Beaucoup d'auteurs se sont risqués à mettre en scène un personnage confronté à la mort d'un proche, mais rare sont ceux dont le talent égale celui de Lise Benincà. Là où certains seraient tenter d'insister sur des sentiments trop déprimants pour être vrais, l'auteure préfère parler d'une sensation de vide intérieur inexplicable, certainement parce qu'il est impossible de mettre des mots sur ce qui n'existe plus...
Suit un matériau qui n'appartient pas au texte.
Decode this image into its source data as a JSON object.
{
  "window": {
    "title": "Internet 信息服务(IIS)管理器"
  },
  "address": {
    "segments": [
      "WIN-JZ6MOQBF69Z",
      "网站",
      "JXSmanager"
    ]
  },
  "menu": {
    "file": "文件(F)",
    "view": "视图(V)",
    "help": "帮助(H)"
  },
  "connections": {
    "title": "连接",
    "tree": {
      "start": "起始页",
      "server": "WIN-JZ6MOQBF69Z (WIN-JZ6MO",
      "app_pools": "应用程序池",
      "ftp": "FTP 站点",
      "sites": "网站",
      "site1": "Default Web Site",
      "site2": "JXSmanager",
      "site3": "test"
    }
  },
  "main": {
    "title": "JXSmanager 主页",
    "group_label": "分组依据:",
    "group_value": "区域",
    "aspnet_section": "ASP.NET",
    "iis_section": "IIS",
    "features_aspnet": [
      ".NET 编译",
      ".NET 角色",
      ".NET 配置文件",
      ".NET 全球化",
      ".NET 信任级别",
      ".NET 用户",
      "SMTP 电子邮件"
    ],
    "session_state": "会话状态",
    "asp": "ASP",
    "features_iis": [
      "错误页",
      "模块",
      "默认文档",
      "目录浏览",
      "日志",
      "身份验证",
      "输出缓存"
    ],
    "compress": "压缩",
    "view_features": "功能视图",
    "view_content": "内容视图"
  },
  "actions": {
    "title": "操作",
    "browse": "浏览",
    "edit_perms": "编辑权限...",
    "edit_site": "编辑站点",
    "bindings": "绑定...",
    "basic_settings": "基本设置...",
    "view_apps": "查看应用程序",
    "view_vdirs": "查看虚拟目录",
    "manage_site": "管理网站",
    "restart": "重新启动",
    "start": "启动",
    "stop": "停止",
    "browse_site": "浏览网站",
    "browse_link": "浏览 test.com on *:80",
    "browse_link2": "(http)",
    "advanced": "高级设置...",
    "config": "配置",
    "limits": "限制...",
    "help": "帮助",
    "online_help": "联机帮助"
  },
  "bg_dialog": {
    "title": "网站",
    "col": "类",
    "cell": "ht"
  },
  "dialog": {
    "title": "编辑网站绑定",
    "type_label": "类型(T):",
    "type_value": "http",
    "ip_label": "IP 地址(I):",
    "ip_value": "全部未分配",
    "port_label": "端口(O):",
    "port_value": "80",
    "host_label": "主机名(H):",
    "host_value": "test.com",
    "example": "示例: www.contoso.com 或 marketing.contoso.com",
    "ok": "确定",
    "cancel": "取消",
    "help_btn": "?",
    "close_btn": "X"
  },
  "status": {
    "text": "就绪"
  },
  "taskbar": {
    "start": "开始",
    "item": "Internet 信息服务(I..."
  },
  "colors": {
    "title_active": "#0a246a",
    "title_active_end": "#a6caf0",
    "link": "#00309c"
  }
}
Pour ce deuxième roman à paraître le 25 août et publié aux éditions Joëlle Losfeld, Lise Benincà nous prouve son talent avec l'histoire de cette jeune femme qui appréciera de nouveau la vie avec Les oiseaux de paradis ?
Trois personnages animent Les oiseaux de paradis : Samuel régulièrement à l'étranger pour des conférences, sa compagne, la narratrice, traductrice scientifique et Flavie la soeur de Samuel modèle pour les élèves des Beaux Arts. Ils vivent dans une douce harmonie, heureuse, jusqu'au jour, où, alors que le fumet du rôti attend le retour de Samuel du Brésil, une voix inconnue au téléphone bouleverse le présent comme le futur, il revient mais mort : «Je suis au regret de vous annoncer que monsieur Laugier a trouvé la mort dans le taxi qui le conduisait à l'aéroport». Nous allons suivre la narratrice dans son deuil brutal avec d'abord la sidération qui la saisit puis la colère avant de laisser le chagrin l'envahir. Même si elle avait naturellement conscience de leur condition de mortels, la surprise est immense et douloureuse. Quelques bouées de sauvetage vont nous aider à ne pas sombrer avec elle : les descriptions microscopiques, froides et précises («l'infini des détails qui nous composent») des tissus du corps humain qu'elle est chargée de traduire, Flavie qui partage sa peine immense, les mots que Flavie vole et note dans son petit carnet et avec lesquels la compagne de Samuel semble se saouler, les longues phrases qui nous empêchent de reprendre notre souffle, le Jardin des Plantes où elle arrive enfin à observer de nouveau la vie autour d'elle : d'abord le Muséum d'Histoire Naturelle «suspendu entre la vie et la mort avec ses squelettes et ses animaux naturalisés» puis les passants, les fleurs et les oiseaux, et enfin Arnaud, dessinateur d'oiseaux de paradis qui lui donne envie «pour la première fois depuis longtemps de connaître la suite de l'histoire». Un livre émouvant, une écriture enveloppante dépeignant une résurrection face au deuil : «il y a toi qui n'existes plus ; il y a moi qui existe encore. On ne sait pas à quoi cela rime» mais on finit par accepter de nouveau «de faire partie de ce cycle, de cette éternité».